Asda announced a three-item limit on all food, toiletries and cleaning products, and urged customers to only buy what they need.

What are supermarkets changing and what are their opening hours?

Further measures announced by UK supermarkets include:

  • Sainsbury’s: It has set aside the first hour of trading in every supermarket from Thursday for elderly and vulnerable customers. Customers with disabilities or aged over 70 will also have priority access to online delivery slots, while cafes, meat, fish and pizza counters will close to prioritise freight capacity for essentials (Sainsbury’s opening hours here).

  • Iceland: Most stores will dedicate their first two hours’ trading to the elderly and vulnerable. CEO Tarsem Dhaliwal also urged customers to “be considerate” to staff (Iceland opening hours here).

  • Tesco: It will close all counter services and cut its 24-hour stores’ opening hours from 6am to 10pm, with overnight staff focusing on restocking stores and supporting online groceries. Vulnerable and elderly shoppers will have priority from 9am to 10am (Tesco opening hours here).

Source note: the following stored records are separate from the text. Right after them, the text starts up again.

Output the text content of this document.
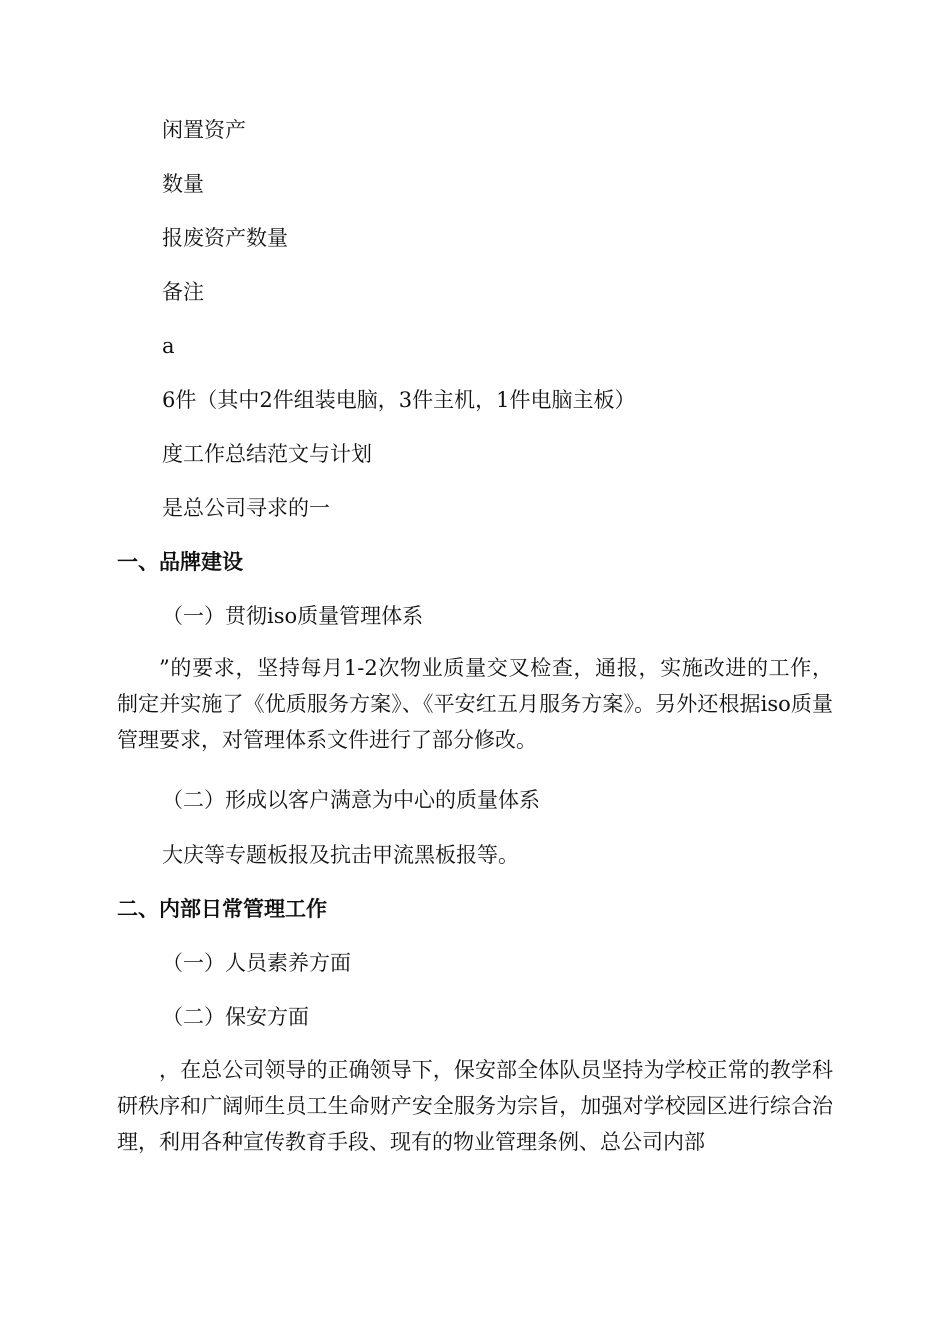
闲置资产
数量
报废资产数量
备注
a
6件（其中2件组装电脑，3件主机，1件电脑主板）
度工作总结范文与计划
是总公司寻求的一
一、品牌建设
（一）贯彻iso质量管理体系
”的要求，坚持每月1-2次物业质量交叉检查，通报，实施改进的工作，制定并实施了《优质服务方案》、《平安红五月服务方案》。另外还根据iso质量管理要求，对管理体系文件进行了部分修改。
（二）形成以客户满意为中心的质量体系
大庆等专题板报及抗击甲流黑板报等。
二、内部日常管理工作
（一）人员素养方面
（二）保安方面
，在总公司领导的正确领导下，保安部全体队员坚持为学校正常的教学科研秩序和广阔师生员工生命财产安全服务为宗旨，加强对学校园区进行综合治理，利用各种宣传教育手段、现有的物业管理条例、总公司内部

  • Waitrose: It has “reluctantly’ introduced limits per shopper on some of its most in-demand items online “to help ensure that our products are shared fairly.” Its website went down temporarily on Wednesday morning, and hundreds of John Lewis staff have been moved into Waitrose teams (Waitrose opening hours here).

  • Asda: It is closing its 24-hour stores between midnight and 6am and shutting its pizza counters and cafes to prioritise essentials (Asda opening hours here).

  • Aldi: It has imposed a four-item limit on all products because of “unprecedented” demand. In Australia it has limited store hours to ease the strain on staff (Aldi UK opening hours here).

Read more: Morrisons makes promise to staff on sick pay and hardship funds

Why are shoppers stockpiling?

The changes come amid a spike in demand for supermarket goods. Shoppers have cleared shelves of certain products amid fears over the coronavirus disrupting supply chains and needing the essentials if required to self-isolate.

Empty shelves have in turn sparked further stockpiling, with supermarkets ramping up efforts to meet demand and holding daily talks with the government about maintaining supplies.

Read more: The psychological and economic fallout from shoppers’ stockpiling

Growing numbers of people staying at home after the government warned against non-essential social contact are also expected to fuel demand further.

Sainsbury’s said in a separate statement that it welcomed the one-year business rate holiday announced by the UK government on Tuesday. It paid £567m ($693m) in rates in the year to 9 March last year. The company’s shares jumped 10.3% on Wednesday morning.

Tesco (TSCO.L) said it also noted the government’s announcement, and was awaiting further details.